WARNING: The resulting log will likely be inaccurate. There is no way to know that two 206 requests from the same IP, for the same url, with the same user agent, come from the same user, or even the same user in two different browser tabs. Also the same user might pause for a long time before playing again.
Adjusting --delay argument can have a big effect on the total number of requests.
If users typically pause videos for a long time, or take a long time to flip pages
in a in browser pdf viewer, then would would want a long delay. However the longer
the delay, the more chance of two different users with the same fingerprint being
wrongly merge into a single request.
- The combined request will be first request encountered except for the response bytes which will be a total.
- The combined request will take the place of the last request to be combined. This means that log data will not be output in chronological order according to the timestamps
Usage:
merge206.py [-p PATTERN] [-d SECONDS] [-t FMT] [-i FILE]
Options:
-i FILE, --input FILE Logfile to read
-p PATTERN, --pattern PATTERN Apache log format specification. see https://github.com/rory/apache-log-parser#supported-values
-d SECONDS, --delay SECONDS The max time between 206 partial requests [default: 600]
-t FMT, --time_format FMT Time format if apache. Use %{received}t to match datetime in your log pattern.

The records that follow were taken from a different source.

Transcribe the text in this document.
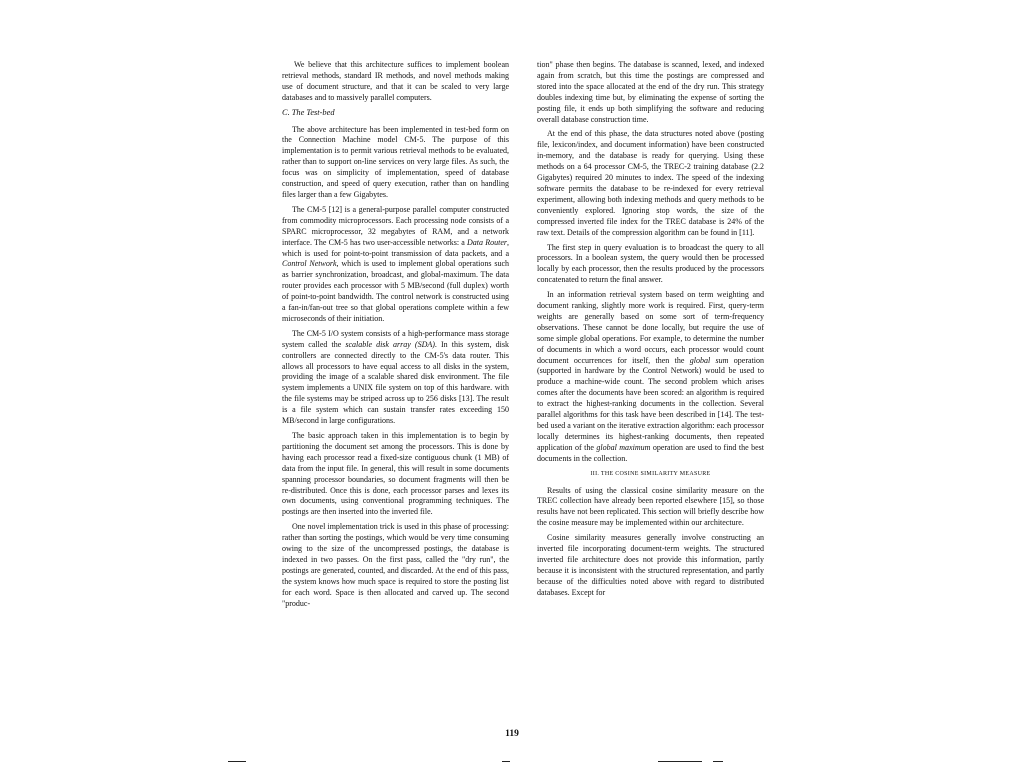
We believe that this architecture suffices to implement boolean retrieval methods, standard IR methods, and novel methods making use of document structure, and that it can be scaled to very large databases and to massively parallel computers.

C. The Test-bed

The above architecture has been implemented in test-bed form on the Connection Machine model CM-5. The purpose of this implementation is to permit various retrieval methods to be evaluated, rather than to support on-line services on very large files. As such, the focus was on simplicity of implementation, speed of database construction, and speed of query execution, rather than on handling files larger than a few Gigabytes.

The CM-5 [12] is a general-purpose parallel computer constructed from commodity microprocessors. Each processing node consists of a SPARC microprocessor, 32 megabytes of RAM, and a network interface. The CM-5 has two user-accessible networks: a Data Router, which is used for point-to-point transmission of data packets, and a Control Network, which is used to implement global operations such as barrier synchronization, broadcast, and global-maximum. The data router provides each processor with 5 MB/second (full duplex) worth of point-to-point bandwidth. The control network is constructed using a fan-in/fan-out tree so that global operations complete within a few microseconds of their initiation.

The CM-5 I/O system consists of a high-performance mass storage system called the scalable disk array (SDA). In this system, disk controllers are connected directly to the CM-5's data router. This allows all processors to have equal access to all disks in the system, providing the image of a scalable shared disk environment. The file system implements a UNIX file system on top of this hardware. with the file systems may be striped across up to 256 disks [13]. The result is a file system which can sustain transfer rates exceeding 150 MB/second in large configurations.

The basic approach taken in this implementation is to begin by partitioning the document set among the processors. This is done by having each processor read a fixed-size contiguous chunk (1 MB) of data from the input file. In general, this will result in some documents spanning processor boundaries, so document fragments will then be re-distributed. Once this is done, each processor parses and lexes its own documents, using conventional programming techniques. The postings are then inserted into the inverted file.

One novel implementation trick is used in this phase of processing: rather than sorting the postings, which would be very time consuming owing to the size of the uncompressed postings, the database is indexed in two passes. On the first pass, called the "dry run", the postings are generated, counted, and discarded. At the end of this pass, the system knows how much space is required to store the posting list for each word. Space is then allocated and carved up. The second "produc-

tion" phase then begins. The database is scanned, lexed, and indexed again from scratch, but this time the postings are compressed and stored into the space allocated at the end of the dry run. This strategy doubles indexing time but, by eliminating the expense of sorting the posting file, it ends up both simplifying the software and reducing overall database construction time.

At the end of this phase, the data structures noted above (posting file, lexicon/index, and document information) have been constructed in-memory, and the database is ready for querying. Using these methods on a 64 processor CM-5, the TREC-2 training database (2.2 Gigabytes) required 20 minutes to index. The speed of the indexing software permits the database to be re-indexed for every retrieval experiment, allowing both indexing methods and query methods to be conveniently explored. Ignoring stop words, the size of the compressed inverted file index for the TREC database is 24% of the raw text. Details of the compression algorithm can be found in [11].

The first step in query evaluation is to broadcast the query to all processors. In a boolean system, the query would then be processed locally by each processor, then the results produced by the processors concatenated to return the final answer.

In an information retrieval system based on term weighting and document ranking, slightly more work is required. First, query-term weights are generally based on some sort of term-frequency observations. These cannot be done locally, but require the use of some simple global operations. For example, to determine the number of documents in which a word occurs, each processor would count document occurrences for itself, then the global sum operation (supported in hardware by the Control Network) would be used to produce a machine-wide count. The second problem which arises comes after the documents have been scored: an algorithm is required to extract the highest-ranking documents in the collection. Several parallel algorithms for this task have been described in [14]. The test-bed used a variant on the iterative extraction algorithm: each processor locally determines its highest-ranking documents, then repeated application of the global maximum operation are used to find the best documents in the collection.

III. THE COSINE SIMILARITY MEASURE

Results of using the classical cosine similarity measure on the TREC collection have already been reported elsewhere [15], so those results have not been replicated. This section will briefly describe how the cosine measure may be implemented within our architecture.

Cosine similarity measures generally involve constructing an inverted file incorporating document-term weights. The structured inverted file architecture does not provide this information, partly because it is inconsistent with the structured representation, and partly because of the difficulties noted above with regard to distributed databases. Except for

119
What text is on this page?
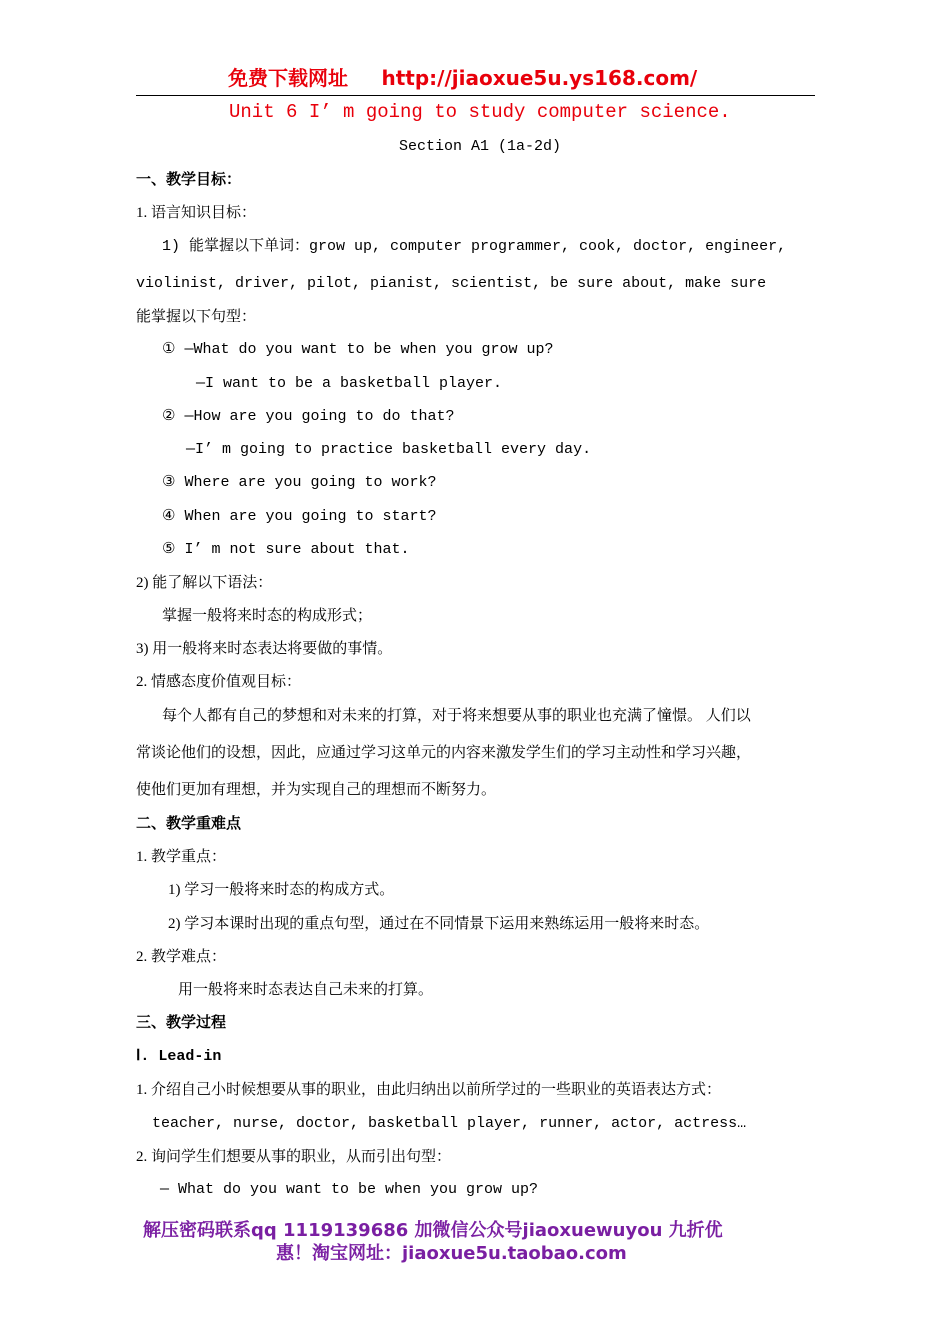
免费下载网址 http://jiaoxue5u.ys168.com/
Unit 6 I’ m going to study computer science.
Section A1 (1a-2d)
一、教学目标：
1. 语言知识目标：
1) 能掌握以下单词：grow up, computer programmer, cook, doctor, engineer,
violinist, driver, pilot, pianist, scientist, be sure about, make sure
能掌握以下句型：
① —What do you want to be when you grow up?
—I want to be a basketball player.
② —How are you going to do that?
—I’ m going to practice basketball every day.
③ Where are you going to work?
④ When are you going to start?
⑤ I’ m not sure about that.
2) 能了解以下语法：
掌握一般将来时态的构成形式；
3) 用一般将来时态表达将要做的事情。
2. 情感态度价值观目标：
每个人都有自己的梦想和对未来的打算，对于将来想要从事的职业也充满了憧憬。 人们以
常谈论他们的设想，因此，应通过学习这单元的内容来激发学生们的学习主动性和学习兴趣，
使他们更加有理想，并为实现自己的理想而不断努力。
二、教学重难点
1. 教学重点：
1) 学习一般将来时态的构成方式。
2) 学习本课时出现的重点句型，通过在不同情景下运用来熟练运用一般将来时态。
2. 教学难点：
用一般将来时态表达自己未来的打算。
三、教学过程
Ⅰ. Lead-in
1. 介绍自己小时候想要从事的职业，由此归纳出以前所学过的一些职业的英语表达方式：
teacher, nurse, doctor, basketball player, runner, actor, actress…
2. 询问学生们想要从事的职业，从而引出句型：
— What do you want to be when you grow up?
解压密码联系qq 1119139686 加微信公众号jiaoxuewuyou 九折优
惠！淘宝网址：jiaoxue5u.taobao.com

In Strftime format.
-k KEYS, --keys KEYS Request keys [default: 'request_header_referer remote_user request_header_user_agent request_http_ver request_method request_url remote_host']
-h --help Show this screen.
--version Show version.
- Add keys option to determine when a request should be merged with another
- Add datetime format option if not using apache
- Fixed a bug that meant 404 and other error codes got merged with 206
- Fixed some perforance issues
- Put in some tests
Initial version
- Currently there is a bug that two 200 requests within the delay perion will get merged.
- merged requests don't get output in chronological order.